String concatenation complexity in C++ and Java [duplicate]

Solution 1:

C++ strings are mutable, and pretty much as dynamically sizable as a StringBuffer. Unlike its equivalent in Java, this code wouldn't create a new string each time; it just appends to the current one.

std::string joinWords(std::vector<std::string> const &words) {
    std::string result;
    for (auto &word : words) {
        result += word;
    }
    return result;
}

This runs in linear time if you reserve the size you'll need beforehand. The question is whether looping over the vector to get sizes would be slower than letting the string auto-resize. That, i couldn't tell you. Time it. :)

If you don't want to use std::string itself for some reason (and you should consider it; it's a perfectly respectable class), C++ also has string streams.

#include <sstream>
...

std::string joinWords(std::vector<std::string> const &words) {
    std::ostringstream oss;
    for (auto &word : words) {
        oss << word;
    }
    return oss.str();
}

It's probably not any more efficient than using std::string, but it's a bit more flexible in other cases -- you can stringify just about any primitive type with it, as well as any type that has specified an operator <<(ostream&, its_type&) override.

Solution 2:

This is somewhat tangential to your Question, but relevant nonetheless. (And too big for a comment!!)

On each concatenation a new copy of the string is created, so that the overall complexity is O(n^2).

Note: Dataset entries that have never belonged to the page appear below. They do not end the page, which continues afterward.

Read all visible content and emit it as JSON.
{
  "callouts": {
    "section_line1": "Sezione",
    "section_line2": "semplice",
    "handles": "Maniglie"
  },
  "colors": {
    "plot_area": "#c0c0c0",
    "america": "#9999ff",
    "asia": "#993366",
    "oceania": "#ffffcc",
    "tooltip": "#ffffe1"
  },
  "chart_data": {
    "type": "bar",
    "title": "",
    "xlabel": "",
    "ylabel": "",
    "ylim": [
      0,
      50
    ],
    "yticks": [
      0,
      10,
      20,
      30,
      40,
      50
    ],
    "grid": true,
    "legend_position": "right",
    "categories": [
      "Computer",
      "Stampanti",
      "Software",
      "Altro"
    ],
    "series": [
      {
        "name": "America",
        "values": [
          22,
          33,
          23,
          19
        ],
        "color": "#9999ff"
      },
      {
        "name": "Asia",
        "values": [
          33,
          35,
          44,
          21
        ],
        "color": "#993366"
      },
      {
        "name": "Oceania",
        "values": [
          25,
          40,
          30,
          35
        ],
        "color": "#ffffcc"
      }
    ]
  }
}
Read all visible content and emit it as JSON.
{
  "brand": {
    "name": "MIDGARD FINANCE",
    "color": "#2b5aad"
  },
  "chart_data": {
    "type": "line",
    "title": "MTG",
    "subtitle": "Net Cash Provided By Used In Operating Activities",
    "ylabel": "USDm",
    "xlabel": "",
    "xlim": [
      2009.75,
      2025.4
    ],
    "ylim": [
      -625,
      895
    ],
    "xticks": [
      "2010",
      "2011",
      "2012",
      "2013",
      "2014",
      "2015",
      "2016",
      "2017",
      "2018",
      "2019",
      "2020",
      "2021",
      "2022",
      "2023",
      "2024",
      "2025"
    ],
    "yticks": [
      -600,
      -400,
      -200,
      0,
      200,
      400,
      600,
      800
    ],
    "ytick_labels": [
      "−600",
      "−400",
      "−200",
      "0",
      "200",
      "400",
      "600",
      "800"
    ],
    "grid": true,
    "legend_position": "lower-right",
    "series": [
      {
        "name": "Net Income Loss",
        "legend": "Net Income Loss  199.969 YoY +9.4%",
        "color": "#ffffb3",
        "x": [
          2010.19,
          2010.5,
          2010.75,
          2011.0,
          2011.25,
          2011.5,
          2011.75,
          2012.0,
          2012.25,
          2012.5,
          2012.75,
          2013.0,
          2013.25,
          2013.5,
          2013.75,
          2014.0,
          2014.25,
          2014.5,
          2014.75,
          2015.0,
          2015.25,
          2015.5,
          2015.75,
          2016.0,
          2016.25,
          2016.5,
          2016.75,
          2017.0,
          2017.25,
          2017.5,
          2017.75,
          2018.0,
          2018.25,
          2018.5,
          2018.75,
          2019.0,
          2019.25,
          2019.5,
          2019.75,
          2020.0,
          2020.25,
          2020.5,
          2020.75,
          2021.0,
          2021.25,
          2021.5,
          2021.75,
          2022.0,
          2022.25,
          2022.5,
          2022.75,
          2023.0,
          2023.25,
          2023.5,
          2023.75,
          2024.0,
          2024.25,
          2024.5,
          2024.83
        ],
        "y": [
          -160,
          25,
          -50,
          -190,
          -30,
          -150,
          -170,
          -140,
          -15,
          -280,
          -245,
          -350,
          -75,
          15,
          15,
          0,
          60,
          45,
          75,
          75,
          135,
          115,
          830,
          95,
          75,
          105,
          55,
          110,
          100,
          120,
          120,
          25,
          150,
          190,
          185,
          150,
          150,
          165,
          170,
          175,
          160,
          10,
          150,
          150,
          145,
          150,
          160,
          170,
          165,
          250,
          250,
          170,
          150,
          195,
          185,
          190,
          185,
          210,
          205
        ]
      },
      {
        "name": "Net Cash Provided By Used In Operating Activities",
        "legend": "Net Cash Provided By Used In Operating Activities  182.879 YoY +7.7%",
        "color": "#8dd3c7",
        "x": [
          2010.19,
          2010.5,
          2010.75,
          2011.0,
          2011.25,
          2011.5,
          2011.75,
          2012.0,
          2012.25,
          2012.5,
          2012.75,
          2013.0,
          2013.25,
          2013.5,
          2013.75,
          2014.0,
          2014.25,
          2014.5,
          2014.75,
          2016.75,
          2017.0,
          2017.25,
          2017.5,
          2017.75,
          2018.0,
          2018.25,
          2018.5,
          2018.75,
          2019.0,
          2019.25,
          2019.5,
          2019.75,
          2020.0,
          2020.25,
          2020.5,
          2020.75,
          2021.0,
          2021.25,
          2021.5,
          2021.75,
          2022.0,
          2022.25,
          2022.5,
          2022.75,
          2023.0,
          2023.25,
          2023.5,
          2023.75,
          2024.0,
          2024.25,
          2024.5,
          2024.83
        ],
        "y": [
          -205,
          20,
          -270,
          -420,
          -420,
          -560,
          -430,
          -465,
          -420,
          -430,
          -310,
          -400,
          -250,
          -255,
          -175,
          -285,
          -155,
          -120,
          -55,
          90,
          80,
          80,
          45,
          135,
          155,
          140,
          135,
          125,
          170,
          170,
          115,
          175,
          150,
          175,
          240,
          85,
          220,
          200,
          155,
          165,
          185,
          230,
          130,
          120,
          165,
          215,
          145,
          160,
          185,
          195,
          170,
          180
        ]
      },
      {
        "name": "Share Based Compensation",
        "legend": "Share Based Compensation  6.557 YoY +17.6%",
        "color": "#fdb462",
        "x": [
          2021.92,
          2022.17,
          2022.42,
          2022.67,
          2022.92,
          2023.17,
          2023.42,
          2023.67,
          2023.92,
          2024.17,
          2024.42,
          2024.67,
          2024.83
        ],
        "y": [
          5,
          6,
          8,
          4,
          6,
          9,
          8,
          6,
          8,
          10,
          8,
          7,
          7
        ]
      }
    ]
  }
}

In Java, the complexity of s1.concat(s2) or s1 + s2 is O(M1 + M2) where M1 and M2 are the respective String lengths. Turning that into the complexity of a sequence of concatenations is difficult in general. However, if you assume N concatenations of Strings of length M, then the complexity is indeed O(M * N * N) which matches what you said in the Question.

Fortunately in Java we could solve this with a StringBuffer, which has O(1) complexity for each append, then the overall complexity would be O(n).

In the StringBuilder case, the amortized complexity of N calls to sb.append(s) for strings of size M is O(M*N). The key word here is amortized. When you append characters to a StringBuilder, the implementation may need to expand its internal array. But the expansion strategy is to double the array's size. And if you do the math, you will see that on average each character in the buffer is going to be copied one extra time during the entire sequence of append calls. So entire sequence still works out as O(M*N) ... and, as it happens M*N is the total string length.

So your end result is correct, but your statement about the complexity of a single call to append is not correct. (I understand what you mean, but the way you say it is facially incorrect.)

Finally, I'd note that in Java you should use StringBuilder rather than StringBuffer unless you need the buffer to be thread-safe.

Solution 3:

As an example of a really simple structure that has O(n) complexity in C++11:

template<typename TChar>
struct StringAppender {
  std::vector<std::basic_string<TChar>> buff;
  StringAppender& operator+=( std::basic_string<TChar> v ) {
    buff.push_back(std::move(v));
    return *this;
  }
  explicit operator std::basic_string<TChar>() {
    std::basic_string<TChar> retval;
    std::size_t total = 0;
    for( auto&& s:buff )
      total+=s.size();
    retval.reserve(total+1);
    for( auto&& s:buff )
      retval += std::move(s);
    return retval;
  }
};

use:

StringAppender<char> append;
append += s1;
append += s2;
std::string s3 = append;

This takes O(n), where n is the number of characters.

Finally, if you know how long all of the strings are, just doing a reserve with enough room makes append or += take a total of O(n) time. But I agree that is awkward.

Use of std::move with the above StringAppender (ie, sa += std::move(s1)) will significantly increase performance for non-short strings (or using it with xvalues etc)

I do not know the complexity of std::ostringstream, but ostringstream is for pretty printing formatted output, or cases where high performance is not important. I mean, they aren't bad, and they may even out perform scripted/interpreted/bytecode languages, but if you are in a rush, you need something else.

As usual, you need to profile, because constant factors are important.

A rvalue-reference-to-this operator+ might also be a good one, but few compilers implement rvalue references to this.